La peinture mord la vie. La peinture mord la vie à pleines dents… La couleur pénètre la couleur pleinement fortement avidement chaotiquement

La couleur assoiffée de couleur

La ligne doit être libre rapide instantanée elle aussi mord dans la feuille la couleur

Il faut que la vitesse du trait dépasse la vitesse de la pensée. Couleur avec couleur mélangée sur la surface de la feuille. Le trait incarné. Le trait se fait chair bleue rouge jaune sur le théâtre de la feuille.

Comme flèche décochée

Comme éclair dans le ciel

Comme éruption volcanique

Comme débordement de fleuve

Comme houle qui ébranle la mer entière

Le trait maître absolu règne sur le champ incontaminé de la feuille

Je montre les signes

Les signes montent en moi

Débordent, se déversent sur la feuille

Signes de vie, de soleil,

d’accouchements, d’éruption, de cri, de dialogue, de chasse

poursuite, violence

Signes de mort-vie

naissance-destruction

ciel-terre

couleur froide-couleur chaude

la violence des éléments naturels s’exprime dans l’espace de la feuille

la violence de l’humain traverse la feuille

Mes signes-forces se développent dans l’espace, montrent attraction et répulsion, forces traduisant paroles, situations de communication ou d’incommunicabilité: dialogue et non-dialogue, cri, parole

Les signes véhiculent des forces cosmiques, la force des éléments: eau, terre, air, feu

Mes signes décrivent des orbites, résultat de tensions opposées centrifuges et centripètes, les signes-forces incarnent aussi des situations d’une angoisse extrême, de terreur: poursuite de proies, acharnement de prédateurs, la respiration de la proie et du prédateur.
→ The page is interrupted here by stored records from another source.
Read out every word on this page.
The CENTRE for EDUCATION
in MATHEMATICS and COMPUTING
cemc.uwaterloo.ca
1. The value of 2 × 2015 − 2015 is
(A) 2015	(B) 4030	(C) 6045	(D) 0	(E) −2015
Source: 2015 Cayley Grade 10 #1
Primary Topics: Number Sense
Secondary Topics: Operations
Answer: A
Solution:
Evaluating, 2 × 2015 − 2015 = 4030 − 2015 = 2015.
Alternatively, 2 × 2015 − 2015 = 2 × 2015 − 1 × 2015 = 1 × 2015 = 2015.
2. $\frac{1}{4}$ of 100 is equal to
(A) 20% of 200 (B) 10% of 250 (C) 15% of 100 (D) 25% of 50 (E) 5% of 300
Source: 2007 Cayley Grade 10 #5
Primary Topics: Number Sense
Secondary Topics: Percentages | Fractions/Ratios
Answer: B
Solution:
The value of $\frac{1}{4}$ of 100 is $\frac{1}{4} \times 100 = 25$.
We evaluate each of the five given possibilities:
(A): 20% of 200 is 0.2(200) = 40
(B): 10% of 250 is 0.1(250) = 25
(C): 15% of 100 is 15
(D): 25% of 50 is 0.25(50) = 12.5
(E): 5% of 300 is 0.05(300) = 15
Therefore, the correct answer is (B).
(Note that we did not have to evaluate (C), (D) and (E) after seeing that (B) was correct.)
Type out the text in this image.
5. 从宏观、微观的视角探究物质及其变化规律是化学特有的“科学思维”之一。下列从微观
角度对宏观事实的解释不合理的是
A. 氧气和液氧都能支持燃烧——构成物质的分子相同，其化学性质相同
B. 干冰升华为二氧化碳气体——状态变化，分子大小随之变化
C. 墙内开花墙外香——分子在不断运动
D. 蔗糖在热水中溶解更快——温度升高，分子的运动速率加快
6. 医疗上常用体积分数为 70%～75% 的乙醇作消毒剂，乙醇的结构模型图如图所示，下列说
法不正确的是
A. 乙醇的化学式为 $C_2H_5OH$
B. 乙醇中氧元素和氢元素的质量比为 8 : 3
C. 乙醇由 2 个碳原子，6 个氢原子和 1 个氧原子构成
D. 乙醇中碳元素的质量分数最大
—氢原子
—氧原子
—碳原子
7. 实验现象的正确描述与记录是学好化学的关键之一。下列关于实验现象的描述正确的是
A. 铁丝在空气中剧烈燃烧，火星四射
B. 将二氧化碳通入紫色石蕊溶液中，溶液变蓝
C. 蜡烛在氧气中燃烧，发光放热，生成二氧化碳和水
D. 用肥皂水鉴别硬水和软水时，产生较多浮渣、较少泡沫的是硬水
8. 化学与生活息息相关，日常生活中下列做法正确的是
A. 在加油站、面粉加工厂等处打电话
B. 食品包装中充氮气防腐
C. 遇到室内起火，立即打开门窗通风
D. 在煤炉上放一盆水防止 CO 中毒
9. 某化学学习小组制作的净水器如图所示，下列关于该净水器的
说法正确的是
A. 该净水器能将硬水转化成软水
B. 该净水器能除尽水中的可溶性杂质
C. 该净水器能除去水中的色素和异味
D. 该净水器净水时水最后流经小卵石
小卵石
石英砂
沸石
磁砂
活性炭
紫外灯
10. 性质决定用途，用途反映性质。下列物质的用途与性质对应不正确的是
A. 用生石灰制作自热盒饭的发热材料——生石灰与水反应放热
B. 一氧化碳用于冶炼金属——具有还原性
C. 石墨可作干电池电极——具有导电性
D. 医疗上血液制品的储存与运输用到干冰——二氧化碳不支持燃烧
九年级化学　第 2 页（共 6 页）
Le moment de la lutte pour la survie est fondamental, nécessaire à la vie. Et comme tout ce qui est vital, m’intéresse, car mes signes ne racontent rien d’inessentiel, mais cherchent dans leur style dépouillé le fondement du bios, du pré-humain. L’humain est toujours rudimentaire, l’humanité du créateur. Ce qui rend visible ce qui est caché est justement le caractère rudimentaire de l’art, car l’artiste veut penser tout ce qui est. Mais il est rudimentaire de penser tout ce qui est. Pour être totale, l’image doit être rudimentaire. Edward Bond donne l’exemple des graffitis rupestres, des tatouages, du culte des morts. La création artistique est en rapport avec l’essentiel, la condition nue de l’humain, elle n’a peu de rapport avec la production esthétisante, la pratique de l’art est une confrontation, une lutte, une tauromachie, selon l’image de Leiris. Une pratique de l’écriture qui ne serait pas purement esthétique : Leiris voudrait écrire une œuvre qui soit “un équivalent de ce qu’est pour le torero la corne acérée du taureau, qui seule – en raison de la menace matérielle qu’elle recèle – confère une réalité humaine à son art”.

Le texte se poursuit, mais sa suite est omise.